If you want to add a bit of a personal touch, the GPR is available in kit form - the factory rifles look nice, but they appear to be built out of the kits - you buy the kit and fit the wood to the metal for an even better rifle.

Lyman also markets a Trade Rifle that is considerably cheaper and has a 1 in 48 twist that is an acceptable compromise for prb's and sabots. I own one of these and it is very accurate with about any round ball load and certainly acceptable with a 240 grain XTP or Cheap Shot bullet.

I scratch my head when I see people comment on how much easier an in-line is to clean. I pop the key on my Trade rifle, back out the nipple, set the breech end in hot soapy water and swab the barrel with a patch. The patch and jag draw water up in the barrel and things get nice and clean. I really like a large plastic Folger's coffee can for this task.

That's the traditional side of me - you need to get yourself one of those rifles (to start) and then:

There are so many decent in-lines available today and the 209 based primer ignitions certainly provide a more carefree ignition source.

Any of the ones listed above should provide a decent hunting tool, though they lack the character of a wood traditional rifle - even the ones like my Trade rifle that are not so historically correct.
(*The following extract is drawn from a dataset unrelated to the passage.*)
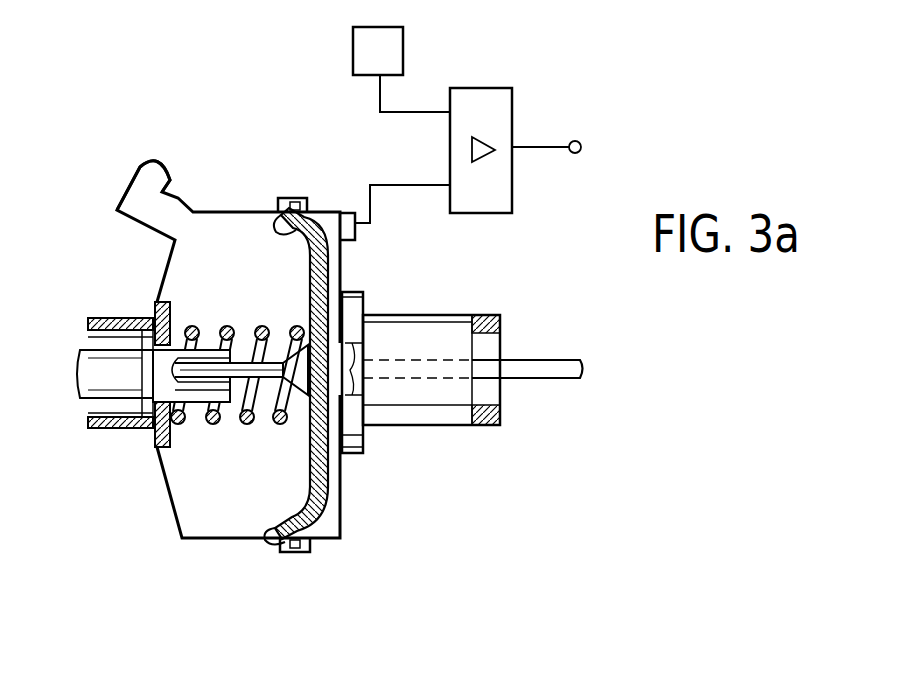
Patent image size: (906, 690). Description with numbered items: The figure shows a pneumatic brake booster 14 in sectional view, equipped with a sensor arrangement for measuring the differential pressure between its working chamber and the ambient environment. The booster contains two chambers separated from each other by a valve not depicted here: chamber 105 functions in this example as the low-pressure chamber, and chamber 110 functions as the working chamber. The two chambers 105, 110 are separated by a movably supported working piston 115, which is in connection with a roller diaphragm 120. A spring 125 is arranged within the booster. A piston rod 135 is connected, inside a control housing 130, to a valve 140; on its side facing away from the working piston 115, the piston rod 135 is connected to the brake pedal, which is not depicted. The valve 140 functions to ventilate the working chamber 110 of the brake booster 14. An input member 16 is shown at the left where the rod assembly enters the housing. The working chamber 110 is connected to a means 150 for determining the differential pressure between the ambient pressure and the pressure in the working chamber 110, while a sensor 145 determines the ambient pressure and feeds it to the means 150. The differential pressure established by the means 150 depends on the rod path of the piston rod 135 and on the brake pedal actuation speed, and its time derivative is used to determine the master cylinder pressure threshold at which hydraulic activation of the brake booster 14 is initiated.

I own two, and proudly hunt with them both - one being an older T/C Black Diamond that was one of the early "magnum" style rifles that hit the market. Magnum being capable of handling the pressures of 150 grain BP equivalent charges. That means very little to me, a charge of 100 grains eq absolute max has always met my needs.
This rifle has a fast twist - maybe 1 in 28 - that handles about any sabot or conical bullet on the market - maybe, but more on that later - and is scary accurate with a prb.

My second choice is a Savage smokeless model. Again, a fast twist that handles about anything (qualified) and actually does add some cleaning advantage over my sidelock rifle. The right load and bullet combination can produce tremendous accuracy and there are advantages to the increased velocity, etc..., but I'm of the camp that thinks those things are way over rated - particularly in the electronic world.

My accuracy qualifications above - really with all ML rifles - is that when you start dinking with sabotted bullets and such prepare yourself for a possible bad experience or two. If you do not have a combination that your rifle likes you may see results that will absolutely make your head spin and you might find yourself tightening stock screws, changing scopes, or whatever.
Don't start ditching hardware if you run in to that, try a different load combination.
I don't want to make that sound too discouraging - just be aware that it is a situation that you may run in to.

I always do initial sight-in on any ML with prb's, certainly easier loading and way cheaper to shoot. Once I get things dialed in where I want it and have some confidence in my hardware I start messing with load type.

Lot's of blabber on my part here, but it is a past time that I love.

I guess that if I wanted to get in at the overall cheapest today I'd buy one of the affordable CVA's or whatever listed above.

My real preference would be to start with either the Lyman GPR or the Savage, and then as quick as financially possible I'd add the complement. Then I'd have a reasonably priced fairly traditional rifle and a great performing modern ML at a reaasonable price.

I'd do the GPR 1st!


Have a good day man. In honor of personal freedom and the open squirrel season, I think I'll go put a hole through dinner's head.